When Bozic responded to MinistryWatch’s email, she wrote, “I was never a professor of foreign ministry.” She sent an application to ICCS about 10 years ago, but said she never got a response and never taught there.
Ilze Lyell had a good experience with ICCS, saying she was timely paid for the instructional videos she made for them a few years ago. However, she was unaware she was still listed as a member of the faculty.
When MinistryWatch reached out to ICCS by phone, the person answering did not identify himself and declined to answer our questions. Although he said he was not the ICCS president, he answered definitively that the college did not wish to participate in any article MinistryWatch would write.
ICCS claims to be accredited by the International Theological Accountability Association. The Association describes itself as “a voice for self-regulation of academic quality through accreditation recognized as a non-governmental accrediting agency and the accreditor for theological institutions.” It is not recognized as an accrediting agency by the U.S. Department of Education.

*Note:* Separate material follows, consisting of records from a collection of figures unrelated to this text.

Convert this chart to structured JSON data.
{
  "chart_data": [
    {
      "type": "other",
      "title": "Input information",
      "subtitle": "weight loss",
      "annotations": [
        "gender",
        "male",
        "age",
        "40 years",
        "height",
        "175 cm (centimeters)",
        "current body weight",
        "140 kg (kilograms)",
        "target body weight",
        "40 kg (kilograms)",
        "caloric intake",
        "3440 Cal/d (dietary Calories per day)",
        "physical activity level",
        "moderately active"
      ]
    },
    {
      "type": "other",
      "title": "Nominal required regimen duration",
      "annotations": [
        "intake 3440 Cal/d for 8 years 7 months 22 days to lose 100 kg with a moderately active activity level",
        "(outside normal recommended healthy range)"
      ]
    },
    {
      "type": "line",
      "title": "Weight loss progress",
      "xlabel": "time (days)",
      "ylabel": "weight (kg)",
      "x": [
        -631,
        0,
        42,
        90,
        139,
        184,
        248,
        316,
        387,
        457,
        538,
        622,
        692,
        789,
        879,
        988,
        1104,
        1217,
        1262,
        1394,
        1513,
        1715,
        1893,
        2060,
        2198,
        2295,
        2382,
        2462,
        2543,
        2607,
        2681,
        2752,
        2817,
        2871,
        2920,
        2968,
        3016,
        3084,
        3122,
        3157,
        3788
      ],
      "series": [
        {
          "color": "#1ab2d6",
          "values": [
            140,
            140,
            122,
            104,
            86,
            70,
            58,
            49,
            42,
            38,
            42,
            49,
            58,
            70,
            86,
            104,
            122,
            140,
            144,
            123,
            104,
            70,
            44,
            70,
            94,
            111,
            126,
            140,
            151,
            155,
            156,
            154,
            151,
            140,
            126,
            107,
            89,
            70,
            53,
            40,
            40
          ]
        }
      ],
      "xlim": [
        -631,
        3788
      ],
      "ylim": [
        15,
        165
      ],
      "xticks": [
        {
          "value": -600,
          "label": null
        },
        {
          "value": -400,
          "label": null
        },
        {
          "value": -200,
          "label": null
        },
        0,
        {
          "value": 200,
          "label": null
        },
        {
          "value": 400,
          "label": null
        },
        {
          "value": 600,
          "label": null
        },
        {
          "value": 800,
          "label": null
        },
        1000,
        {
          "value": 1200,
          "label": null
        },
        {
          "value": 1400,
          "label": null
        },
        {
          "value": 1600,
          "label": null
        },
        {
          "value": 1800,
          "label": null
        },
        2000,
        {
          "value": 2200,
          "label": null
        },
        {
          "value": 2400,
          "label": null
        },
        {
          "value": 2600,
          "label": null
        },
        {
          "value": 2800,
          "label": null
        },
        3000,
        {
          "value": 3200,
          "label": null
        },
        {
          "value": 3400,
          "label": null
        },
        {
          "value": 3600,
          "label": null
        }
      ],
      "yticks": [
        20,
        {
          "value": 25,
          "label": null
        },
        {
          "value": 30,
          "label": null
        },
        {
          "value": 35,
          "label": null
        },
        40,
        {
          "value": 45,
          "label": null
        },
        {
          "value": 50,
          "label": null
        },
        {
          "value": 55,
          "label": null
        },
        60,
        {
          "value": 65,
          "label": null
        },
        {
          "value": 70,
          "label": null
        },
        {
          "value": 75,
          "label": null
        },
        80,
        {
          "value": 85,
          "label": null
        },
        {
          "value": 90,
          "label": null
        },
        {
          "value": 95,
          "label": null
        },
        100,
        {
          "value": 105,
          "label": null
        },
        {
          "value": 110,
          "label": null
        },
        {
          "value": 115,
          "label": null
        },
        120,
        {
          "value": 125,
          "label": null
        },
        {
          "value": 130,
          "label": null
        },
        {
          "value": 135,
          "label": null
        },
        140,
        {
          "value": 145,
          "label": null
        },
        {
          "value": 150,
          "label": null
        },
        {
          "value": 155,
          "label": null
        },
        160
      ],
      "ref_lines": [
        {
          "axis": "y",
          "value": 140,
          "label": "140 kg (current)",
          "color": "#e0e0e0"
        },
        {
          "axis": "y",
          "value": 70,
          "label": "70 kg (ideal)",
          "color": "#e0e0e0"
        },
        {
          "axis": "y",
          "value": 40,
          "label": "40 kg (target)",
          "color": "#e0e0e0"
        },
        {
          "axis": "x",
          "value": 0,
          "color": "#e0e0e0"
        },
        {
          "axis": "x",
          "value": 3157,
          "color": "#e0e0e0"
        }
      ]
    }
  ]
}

One of the oldest accrediting agencies for faith-based education in the United States, the Association of Biblical Higher Education (ABHE), does not list ICCS as one of its members. When accrediting institutions of higher education, it evaluates the credentials of faculty members and the course curricula, and examines student achievement, recruiting and admission practices, and student support services.
ICCS was granted its 501(c)(3) ruling by the IRS in 2008. For the 2022 fiscal year, it completed a Form 990-N postcard, allowed for groups with annual income not greater than $50,000. It is not a member of the Evangelical Council for Financial Accountability.